Majoritarian democracy has been criticized [ who? ] for not offering enough political stability.[ citation needed ] As governments are frequently elected on and off there tends to be frequent changes in the policies of democratic countries both domestically and internationally.[ citation needed ] Reason Wafawarova argued in 2008 that rigid approaches to democracy may undermine that ability for a developing country to achieve long-term stability and democracy. [48] [ needs update ]

Media has been accused[ who? ] of causing political instability and undermining democracy. [49] [ verification needed ]

Winner-take-all elections

By the median voter theorem, only a few people hold the balance of power in an two-party system, and many may be unhappy with their decisions. In this way, they argue, Two-party democracies are inefficient. [50] Such a system could result in a wealth disparity or racial discrimination.

Arrow's impossibility theorem suggests that winner-take-all elections (unlike multi-winner voting such as proportional representation) can be logically incoherent. This is based on a certain set of criteria for democratic decision-making being inherently conflicting, i.e., these three "fairness" criteria:

1) If every voter prefers alternative X over alternative Y, then the group prefers X over Y.

2) If every voter's preference between X and Y remains unchanged, then the group's preference between X and Y will also remain unchanged (even if voters' preferences between other pairs like X and Z, Y and Z, or Z and W change).

3) There is no "dictator": no single voter possesses the power to always determine the group's preference.

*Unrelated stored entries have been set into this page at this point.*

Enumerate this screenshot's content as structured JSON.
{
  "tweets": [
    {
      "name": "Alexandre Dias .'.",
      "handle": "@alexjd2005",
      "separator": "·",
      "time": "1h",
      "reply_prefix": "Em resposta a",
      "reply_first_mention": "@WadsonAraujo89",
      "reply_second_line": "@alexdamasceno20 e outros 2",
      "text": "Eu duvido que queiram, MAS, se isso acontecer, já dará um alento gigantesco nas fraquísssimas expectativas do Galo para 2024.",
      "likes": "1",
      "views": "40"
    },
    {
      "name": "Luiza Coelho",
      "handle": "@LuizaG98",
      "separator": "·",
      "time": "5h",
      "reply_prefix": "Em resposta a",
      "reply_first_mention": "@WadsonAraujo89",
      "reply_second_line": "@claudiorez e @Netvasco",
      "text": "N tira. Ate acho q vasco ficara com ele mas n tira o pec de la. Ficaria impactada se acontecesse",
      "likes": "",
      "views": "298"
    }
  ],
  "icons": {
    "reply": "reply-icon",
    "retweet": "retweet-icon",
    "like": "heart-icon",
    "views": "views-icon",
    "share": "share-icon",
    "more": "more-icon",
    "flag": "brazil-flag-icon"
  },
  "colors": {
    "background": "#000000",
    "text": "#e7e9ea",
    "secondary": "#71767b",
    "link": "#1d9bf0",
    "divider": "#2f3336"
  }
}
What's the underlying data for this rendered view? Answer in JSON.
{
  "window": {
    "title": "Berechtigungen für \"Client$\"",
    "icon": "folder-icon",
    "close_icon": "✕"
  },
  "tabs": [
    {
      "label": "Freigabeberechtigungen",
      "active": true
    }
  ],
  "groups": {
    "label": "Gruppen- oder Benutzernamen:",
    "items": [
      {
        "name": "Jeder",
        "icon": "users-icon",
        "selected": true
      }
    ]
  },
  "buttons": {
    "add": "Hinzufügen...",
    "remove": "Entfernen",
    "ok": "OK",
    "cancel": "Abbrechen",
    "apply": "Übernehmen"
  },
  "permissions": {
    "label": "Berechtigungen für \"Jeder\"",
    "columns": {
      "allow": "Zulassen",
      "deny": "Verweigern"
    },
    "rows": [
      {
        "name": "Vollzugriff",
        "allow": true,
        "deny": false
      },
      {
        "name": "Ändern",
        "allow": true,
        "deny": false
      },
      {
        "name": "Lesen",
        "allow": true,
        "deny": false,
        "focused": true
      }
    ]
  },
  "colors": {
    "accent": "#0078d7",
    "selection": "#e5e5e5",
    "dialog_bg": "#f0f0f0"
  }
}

Kenneth Arrow summarised the implications of the theorem in a non-mathematical form, stating that "no voting method is fair," "every ranked voting method is flawed," and "the only voting method that isn't flawed is a dictatorship". [51] [ needs context ][ verification needed ] However, Arrow's formal premises can be considered overly strict, and with their reasonable weakening, the logical incoherence of democracy looks much less critical. [52]

This situation was metaphorically characterized by Charles Plott:

The subject began with what seemed to be a minor problem with majority rule. "It is just a mathematical curiosity," said some...But intrigued and curious about this little hole, researchers, not deterred by the possibly irrelevant, began digging in the ground nearby...What they now appear to have been uncovering is a gigantic cavern into which fall almost all of our ideas about social actions. Almost anything we say and/or anyone has ever said about what society wants or should get is threatened with internal inconsistency. It is as though people have been talking for years about a thing that cannot, "in principle," exist, and a major effort now is needed to see what objectively remains from the conversations.

Charles Plott (1976) Axiomatic social choice theory, p. 511 [53]

Rule of law

The Chinese Communist Party political concept of whole-process people's democracy criticizes liberal democracy for excessively relying on procedural formalities or rule of law without, in the party's view, genuinely reflecting the interests of the people. [54] :60–64 According to Wang Zhongyuan of Fudan University, this critique arises as part of a post-1990s trend in which various countries have sought to redefine "democracy" in ways that differ from Western multi-party democratic systems. [54] :61 Under the framing of whole-process people's democracy, the most important criteria for democracy is whether it can "solve the people's real problems," while a system in which "the people are awakened only for voting" is deemed not truly democratic. [54] :60–64 The concept is thus both a way of criticizing liberal democracy and deflecting criticism of the Chinese system. [54] :64

Long-term thinking

Different voting systems lead to different levels of short-termism in politics. [55]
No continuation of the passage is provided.